Technisch steckte viel Innovatives in ihm: Transaxle-Getriebe, mitlenkende Hinterachse, im Aluminium des Motorblocks laufende Zylinder. Allerdings scheinen die Neuigkeiten eher auf den Ruhm der zuständigen Ingenieure hinzuwirken und weniger auf den Kundennutzen, denn eine Achslastverteilung von 50 zu 50 Prozent schaffte BMW auch ohne die schwere Welle zwischen den Achsen und wirklich leicht war der 928 nie. Und schnell auch nicht. Der ursprünglich geplante Hubraum wurde der Ölkrise wegen nach unten korrigiert und so kamen am Ende nur beschauliche 240 PS bei knapp 1,5 Tonnen zusammen.
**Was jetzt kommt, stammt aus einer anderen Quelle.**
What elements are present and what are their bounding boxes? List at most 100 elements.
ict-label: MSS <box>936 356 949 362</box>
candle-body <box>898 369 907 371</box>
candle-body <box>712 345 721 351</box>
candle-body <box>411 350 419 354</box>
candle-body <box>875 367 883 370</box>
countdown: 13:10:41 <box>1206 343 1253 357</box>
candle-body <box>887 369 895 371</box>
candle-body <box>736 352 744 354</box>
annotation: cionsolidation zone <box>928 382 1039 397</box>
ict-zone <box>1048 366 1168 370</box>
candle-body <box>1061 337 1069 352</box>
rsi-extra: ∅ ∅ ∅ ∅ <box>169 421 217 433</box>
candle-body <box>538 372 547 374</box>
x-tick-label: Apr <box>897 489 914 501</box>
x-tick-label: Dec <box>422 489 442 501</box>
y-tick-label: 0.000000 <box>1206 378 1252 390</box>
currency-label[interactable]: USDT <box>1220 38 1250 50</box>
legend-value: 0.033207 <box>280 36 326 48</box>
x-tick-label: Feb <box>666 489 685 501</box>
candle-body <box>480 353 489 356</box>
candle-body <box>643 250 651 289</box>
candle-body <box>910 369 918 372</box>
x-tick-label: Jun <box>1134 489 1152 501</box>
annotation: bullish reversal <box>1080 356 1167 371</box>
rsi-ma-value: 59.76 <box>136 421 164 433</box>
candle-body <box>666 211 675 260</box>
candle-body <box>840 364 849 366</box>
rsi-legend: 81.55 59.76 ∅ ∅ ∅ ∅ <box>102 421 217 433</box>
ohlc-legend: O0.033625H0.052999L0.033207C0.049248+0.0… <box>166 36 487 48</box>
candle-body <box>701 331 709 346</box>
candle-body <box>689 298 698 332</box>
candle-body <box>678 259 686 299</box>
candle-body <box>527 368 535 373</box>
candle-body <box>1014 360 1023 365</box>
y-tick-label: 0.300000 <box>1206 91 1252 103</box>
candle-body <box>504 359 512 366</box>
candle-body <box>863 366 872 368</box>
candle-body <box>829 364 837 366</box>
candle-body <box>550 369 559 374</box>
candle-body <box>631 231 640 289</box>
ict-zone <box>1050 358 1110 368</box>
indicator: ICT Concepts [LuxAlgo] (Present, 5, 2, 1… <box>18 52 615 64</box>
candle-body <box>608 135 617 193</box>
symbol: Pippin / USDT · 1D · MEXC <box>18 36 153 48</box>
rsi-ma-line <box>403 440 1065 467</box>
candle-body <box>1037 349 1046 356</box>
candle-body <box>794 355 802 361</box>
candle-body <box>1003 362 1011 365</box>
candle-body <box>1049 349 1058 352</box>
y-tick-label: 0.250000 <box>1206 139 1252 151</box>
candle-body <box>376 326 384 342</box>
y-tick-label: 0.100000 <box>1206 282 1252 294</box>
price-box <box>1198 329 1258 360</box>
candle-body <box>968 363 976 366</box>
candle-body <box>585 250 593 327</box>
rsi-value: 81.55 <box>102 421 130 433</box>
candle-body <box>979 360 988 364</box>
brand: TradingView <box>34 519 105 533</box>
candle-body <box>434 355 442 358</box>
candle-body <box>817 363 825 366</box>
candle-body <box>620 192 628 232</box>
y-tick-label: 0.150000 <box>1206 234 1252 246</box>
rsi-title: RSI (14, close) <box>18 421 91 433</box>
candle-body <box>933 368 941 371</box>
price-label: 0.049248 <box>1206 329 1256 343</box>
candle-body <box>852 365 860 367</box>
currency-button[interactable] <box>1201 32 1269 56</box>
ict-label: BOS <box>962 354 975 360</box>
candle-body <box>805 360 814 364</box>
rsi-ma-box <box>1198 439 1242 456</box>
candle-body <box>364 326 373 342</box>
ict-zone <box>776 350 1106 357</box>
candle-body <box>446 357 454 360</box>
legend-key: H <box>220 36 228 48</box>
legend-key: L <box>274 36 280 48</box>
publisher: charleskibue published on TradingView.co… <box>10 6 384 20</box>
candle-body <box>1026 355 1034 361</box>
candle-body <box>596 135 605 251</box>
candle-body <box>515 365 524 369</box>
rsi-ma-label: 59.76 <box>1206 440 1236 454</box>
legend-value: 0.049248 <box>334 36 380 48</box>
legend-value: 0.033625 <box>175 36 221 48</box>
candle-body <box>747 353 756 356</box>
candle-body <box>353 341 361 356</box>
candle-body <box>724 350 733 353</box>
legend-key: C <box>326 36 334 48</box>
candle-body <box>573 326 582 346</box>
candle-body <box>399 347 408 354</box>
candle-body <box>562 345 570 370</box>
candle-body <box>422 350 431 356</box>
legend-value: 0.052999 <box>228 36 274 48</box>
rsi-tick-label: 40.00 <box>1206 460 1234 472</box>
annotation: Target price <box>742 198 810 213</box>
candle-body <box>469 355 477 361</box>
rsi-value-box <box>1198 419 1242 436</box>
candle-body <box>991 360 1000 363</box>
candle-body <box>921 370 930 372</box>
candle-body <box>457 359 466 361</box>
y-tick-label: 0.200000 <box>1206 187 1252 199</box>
Der Motor läuft untenrum kultiviert und schiebt angemessen, oben geht ihm schnell die Luft aus.

Das Cockpit könnte auch aus einem Mazda sein, aber immerhin hatte Porsche so etwas vor den anderen. Sitze, Polster und Teppich hingegen lassen Porschefans voll auf ihre Kosten kommen.

Als Klassiker ist der 928 eine Schweizer Bank: man bringt zwar regelmäßig größere Summen hin, aber es hält sich. Die Preise haben angezogen, sind aber wohl langfristig weiter am Steigen im Gegensatz zum überhitzten Markt luftgekühlter Porsche.
Die Rechnung für den Zahnriemenwechsel bei 80 TKM gehört definitiv in den Ordner. Eine Bremsenerneuerung vorne kostet mit Sätteln und Scheiben aberwitzige 3.000,- Euro und eine Getriebeerneuerung ebenso. Die gute Nachricht: dem Motor kann man bei einem schön gefüllten Wartungsordner bedingungslos vertrauen.
Kehren wir zurück zu Vertriebsvorstand Schmidt: “wir sind hoch erfreut” ließ er sich in Auto, Motor & Sport 25/77 zitieren, denn Porsche hatte bei der Produkteinführung volle Auftragsbücher und Lieferfristen von bis zu 9 Monaten. Alles schien so gut zu beginnen.

Unser Auto steht bei Adelmann in Berlin in der Classic Remise.

17 additional images. Click to enlarge.


3 responses to Shark Attack

  1. Never did care for white, but Porsche made a champagne metallic that the 928 and 944 both look fantastic in! (Especially with the brown interiors!)

  2. Das originale Design ist tatsächlich begeisternd, wenn nur nicht der 928S mit 300 PS locken würde. Dann müsste man sich allerdings den Spoiler wegdenken.

  3. Wundervolles Auto. Nachlackiert oder komplett neu lackiert?